Invasion d’artisans italiens, chantier ferroviaire bloqué à la frontière, négociations fiscales avec Rome au point mort: les relations entre le canton et son voisin du sud s’enveniment à nouveau.
Le 5 juin, le Conseil d’Etat tessinois a évité de justesse un blocus bis des impôts à la source des frontaliers qu’il doit reverser à l’Italie d’ici au 30 juin. L’idée avait été relancée par le nouveau ministre léguiste, Michele Barra, successeur de Marco Borradori.
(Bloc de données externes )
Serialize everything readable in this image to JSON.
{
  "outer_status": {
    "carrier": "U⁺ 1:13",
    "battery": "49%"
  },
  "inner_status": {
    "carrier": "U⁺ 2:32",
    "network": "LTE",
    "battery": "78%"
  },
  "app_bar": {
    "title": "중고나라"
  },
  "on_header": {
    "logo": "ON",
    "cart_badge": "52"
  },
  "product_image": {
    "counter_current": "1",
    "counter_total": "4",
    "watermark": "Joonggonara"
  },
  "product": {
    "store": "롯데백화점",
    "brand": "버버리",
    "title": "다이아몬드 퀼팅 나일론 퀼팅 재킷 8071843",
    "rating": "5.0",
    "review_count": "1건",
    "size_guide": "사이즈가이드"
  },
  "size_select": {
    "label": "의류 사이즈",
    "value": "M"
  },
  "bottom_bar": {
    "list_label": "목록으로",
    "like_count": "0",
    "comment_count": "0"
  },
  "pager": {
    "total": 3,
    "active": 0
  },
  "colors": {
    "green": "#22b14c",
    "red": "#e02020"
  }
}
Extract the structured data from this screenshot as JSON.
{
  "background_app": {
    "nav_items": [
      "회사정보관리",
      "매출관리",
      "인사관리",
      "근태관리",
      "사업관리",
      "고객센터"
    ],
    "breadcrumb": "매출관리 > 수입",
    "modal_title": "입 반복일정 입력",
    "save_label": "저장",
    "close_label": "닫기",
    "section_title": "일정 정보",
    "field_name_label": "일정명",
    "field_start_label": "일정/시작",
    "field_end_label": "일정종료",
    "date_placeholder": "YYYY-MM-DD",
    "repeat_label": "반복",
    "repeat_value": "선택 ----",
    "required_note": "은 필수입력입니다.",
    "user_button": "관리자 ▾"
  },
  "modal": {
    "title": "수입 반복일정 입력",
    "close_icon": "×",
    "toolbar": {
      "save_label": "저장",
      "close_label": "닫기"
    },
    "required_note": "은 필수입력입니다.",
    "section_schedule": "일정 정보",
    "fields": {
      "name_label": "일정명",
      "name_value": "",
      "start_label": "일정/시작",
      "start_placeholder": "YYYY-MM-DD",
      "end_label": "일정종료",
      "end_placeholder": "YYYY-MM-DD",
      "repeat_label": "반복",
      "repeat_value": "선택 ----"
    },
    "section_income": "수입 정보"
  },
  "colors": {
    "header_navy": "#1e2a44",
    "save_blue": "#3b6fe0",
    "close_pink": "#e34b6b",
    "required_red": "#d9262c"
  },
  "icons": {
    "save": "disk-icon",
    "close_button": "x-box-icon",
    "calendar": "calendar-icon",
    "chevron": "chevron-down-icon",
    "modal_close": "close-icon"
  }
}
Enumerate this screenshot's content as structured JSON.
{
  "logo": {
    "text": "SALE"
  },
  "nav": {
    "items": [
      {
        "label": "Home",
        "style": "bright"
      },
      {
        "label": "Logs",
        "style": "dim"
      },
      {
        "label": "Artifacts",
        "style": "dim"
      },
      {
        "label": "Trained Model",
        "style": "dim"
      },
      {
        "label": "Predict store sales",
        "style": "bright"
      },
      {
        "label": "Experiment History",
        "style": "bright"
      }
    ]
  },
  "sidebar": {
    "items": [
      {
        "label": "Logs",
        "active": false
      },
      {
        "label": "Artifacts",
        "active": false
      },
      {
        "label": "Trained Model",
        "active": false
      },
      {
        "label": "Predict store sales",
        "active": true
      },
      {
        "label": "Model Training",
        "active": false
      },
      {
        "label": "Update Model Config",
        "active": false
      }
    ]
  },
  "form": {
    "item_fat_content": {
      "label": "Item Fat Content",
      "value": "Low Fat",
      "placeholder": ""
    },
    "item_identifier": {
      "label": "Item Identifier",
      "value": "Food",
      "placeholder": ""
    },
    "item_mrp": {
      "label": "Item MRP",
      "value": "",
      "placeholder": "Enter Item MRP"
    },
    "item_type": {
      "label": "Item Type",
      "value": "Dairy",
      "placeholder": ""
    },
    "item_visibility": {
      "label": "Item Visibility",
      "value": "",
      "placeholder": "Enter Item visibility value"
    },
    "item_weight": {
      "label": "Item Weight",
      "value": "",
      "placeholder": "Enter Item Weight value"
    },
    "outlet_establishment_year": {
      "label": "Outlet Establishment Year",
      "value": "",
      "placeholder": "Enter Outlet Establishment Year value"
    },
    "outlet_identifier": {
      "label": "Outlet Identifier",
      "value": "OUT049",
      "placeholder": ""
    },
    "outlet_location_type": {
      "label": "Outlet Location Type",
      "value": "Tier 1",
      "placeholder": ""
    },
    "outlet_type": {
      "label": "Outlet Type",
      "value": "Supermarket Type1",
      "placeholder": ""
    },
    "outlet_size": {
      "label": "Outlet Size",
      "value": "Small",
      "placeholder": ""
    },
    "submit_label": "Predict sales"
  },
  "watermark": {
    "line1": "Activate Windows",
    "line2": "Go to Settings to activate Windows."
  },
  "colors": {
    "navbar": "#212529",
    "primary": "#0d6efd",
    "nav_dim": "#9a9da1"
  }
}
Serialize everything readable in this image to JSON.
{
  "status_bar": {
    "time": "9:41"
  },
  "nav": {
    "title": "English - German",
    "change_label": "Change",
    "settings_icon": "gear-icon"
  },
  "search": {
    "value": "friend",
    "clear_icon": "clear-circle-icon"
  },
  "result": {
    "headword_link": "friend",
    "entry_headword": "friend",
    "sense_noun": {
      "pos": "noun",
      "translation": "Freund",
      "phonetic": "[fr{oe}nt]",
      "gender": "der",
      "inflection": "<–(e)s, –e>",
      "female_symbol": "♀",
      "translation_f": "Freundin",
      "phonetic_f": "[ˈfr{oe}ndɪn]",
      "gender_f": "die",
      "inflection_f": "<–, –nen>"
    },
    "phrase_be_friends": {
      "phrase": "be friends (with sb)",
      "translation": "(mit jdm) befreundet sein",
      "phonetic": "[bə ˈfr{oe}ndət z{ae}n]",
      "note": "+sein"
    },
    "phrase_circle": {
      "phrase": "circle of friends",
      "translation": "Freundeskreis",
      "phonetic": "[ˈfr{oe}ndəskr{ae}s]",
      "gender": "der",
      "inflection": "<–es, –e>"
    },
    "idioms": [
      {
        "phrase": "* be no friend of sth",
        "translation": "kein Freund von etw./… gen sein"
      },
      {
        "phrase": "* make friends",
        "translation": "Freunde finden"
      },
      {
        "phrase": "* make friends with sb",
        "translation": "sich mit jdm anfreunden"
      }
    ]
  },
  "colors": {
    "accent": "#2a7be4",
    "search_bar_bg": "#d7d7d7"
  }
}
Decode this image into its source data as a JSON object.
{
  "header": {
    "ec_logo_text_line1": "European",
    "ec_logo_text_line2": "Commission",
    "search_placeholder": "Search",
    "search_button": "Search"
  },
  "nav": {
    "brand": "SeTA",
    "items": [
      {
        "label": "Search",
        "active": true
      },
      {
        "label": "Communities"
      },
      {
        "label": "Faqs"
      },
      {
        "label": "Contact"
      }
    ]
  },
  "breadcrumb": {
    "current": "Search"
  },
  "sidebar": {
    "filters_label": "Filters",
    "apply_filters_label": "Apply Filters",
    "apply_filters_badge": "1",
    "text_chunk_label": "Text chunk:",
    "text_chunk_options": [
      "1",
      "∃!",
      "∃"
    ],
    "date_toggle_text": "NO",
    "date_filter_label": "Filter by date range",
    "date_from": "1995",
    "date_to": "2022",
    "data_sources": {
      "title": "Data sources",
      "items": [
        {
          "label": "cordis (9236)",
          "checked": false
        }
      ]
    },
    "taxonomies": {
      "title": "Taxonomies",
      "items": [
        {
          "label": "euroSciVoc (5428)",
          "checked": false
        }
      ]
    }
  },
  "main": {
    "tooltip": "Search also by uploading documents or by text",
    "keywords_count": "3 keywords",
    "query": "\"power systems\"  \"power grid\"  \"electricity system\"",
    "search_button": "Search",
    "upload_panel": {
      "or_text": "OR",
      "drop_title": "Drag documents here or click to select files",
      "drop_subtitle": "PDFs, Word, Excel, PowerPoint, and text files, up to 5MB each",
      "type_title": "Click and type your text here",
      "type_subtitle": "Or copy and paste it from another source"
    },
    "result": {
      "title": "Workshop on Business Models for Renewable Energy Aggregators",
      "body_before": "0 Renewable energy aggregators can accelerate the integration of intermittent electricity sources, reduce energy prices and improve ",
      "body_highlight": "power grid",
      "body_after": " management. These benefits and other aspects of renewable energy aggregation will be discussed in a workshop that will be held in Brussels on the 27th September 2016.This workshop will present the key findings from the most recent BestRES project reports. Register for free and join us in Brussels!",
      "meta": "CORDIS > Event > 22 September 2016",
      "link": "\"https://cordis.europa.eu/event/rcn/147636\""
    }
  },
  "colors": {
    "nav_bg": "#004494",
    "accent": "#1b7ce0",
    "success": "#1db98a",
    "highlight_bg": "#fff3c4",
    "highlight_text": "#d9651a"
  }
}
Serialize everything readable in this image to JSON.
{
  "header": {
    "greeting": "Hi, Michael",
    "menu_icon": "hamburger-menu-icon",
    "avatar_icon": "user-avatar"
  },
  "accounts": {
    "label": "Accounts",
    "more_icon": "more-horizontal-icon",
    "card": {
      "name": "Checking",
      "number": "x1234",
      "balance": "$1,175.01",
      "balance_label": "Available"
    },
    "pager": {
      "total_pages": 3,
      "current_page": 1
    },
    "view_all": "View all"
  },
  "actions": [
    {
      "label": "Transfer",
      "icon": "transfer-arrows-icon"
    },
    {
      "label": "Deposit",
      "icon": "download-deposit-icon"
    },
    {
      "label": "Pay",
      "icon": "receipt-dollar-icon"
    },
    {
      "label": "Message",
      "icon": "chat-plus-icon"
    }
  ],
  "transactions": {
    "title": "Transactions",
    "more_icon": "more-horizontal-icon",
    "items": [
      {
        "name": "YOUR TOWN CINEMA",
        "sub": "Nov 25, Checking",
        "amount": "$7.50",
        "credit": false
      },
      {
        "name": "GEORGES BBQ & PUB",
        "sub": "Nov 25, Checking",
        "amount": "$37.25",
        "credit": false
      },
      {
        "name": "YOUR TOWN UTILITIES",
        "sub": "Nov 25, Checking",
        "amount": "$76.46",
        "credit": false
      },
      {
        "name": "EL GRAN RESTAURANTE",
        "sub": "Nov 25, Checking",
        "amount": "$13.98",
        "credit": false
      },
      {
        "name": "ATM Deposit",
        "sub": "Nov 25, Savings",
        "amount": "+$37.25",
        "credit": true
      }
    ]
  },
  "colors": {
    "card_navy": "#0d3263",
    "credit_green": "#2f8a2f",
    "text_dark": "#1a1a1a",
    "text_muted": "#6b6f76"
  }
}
Elle a été soutenue par son collègue de parti Norman Gobbi, mais rejetée par les trois autres conseillers d’Etat, dont le PDC Paolo Beltraminelli, qui avait accepté une mesure semblable en juin 2011.
Qu’est-ce qui a poussé les autorités à envisager de nouvelles représailles vis-à-vis de l’Italie? Plusieurs gouttes ont fait déborder le vase. En mai, on apprenait l’arrêt des travaux sur le chantier italien de la nouvelle ligne ferroviaire Mendrisio-Varese-Milan Malpensa. En cause, un problème de stockage des déblais contenant de l’arsenic naturel, pour lequel il semble qu’aucune solution n’ait encore été trouvée.
«Au problème de nature technique s’ajoute vraisemblablement la difficulté d’obtenir un crédit supplémentaire», commente Giampiero Gianella, chancelier du canton du Tessin et secrétaire de la communauté de travail Regio Insubrica. Du côté suisse et tessinois, on n’a guère d’autre choix que de «faire part de nos préoccupations», comme par exemple le 13 juin à Rome lors de la réunion annuelle de coopération transfrontalière italo-suisse. Suite aux retards accumulés sur le versant italien du chantier, le nouveau raccordement ferroviaire ne pourra être mis en service fin 2014 comme convenu, ont communiqué récemment les CFF.
En même temps que la polémique autour du chantier ferroviaire explosait au Tessin la colère des milieux de la construction face à l’afflux d’artisans arrivant de la Péninsule, indépendants ou détachés par une entreprise. En 2012, ils sont en hausse de 43% par rapport à 2011, et leur nombre devrait dépasser les 38 000 unités d’ici à la fin de l’année en cours (23 000 en 2012), selon les projections.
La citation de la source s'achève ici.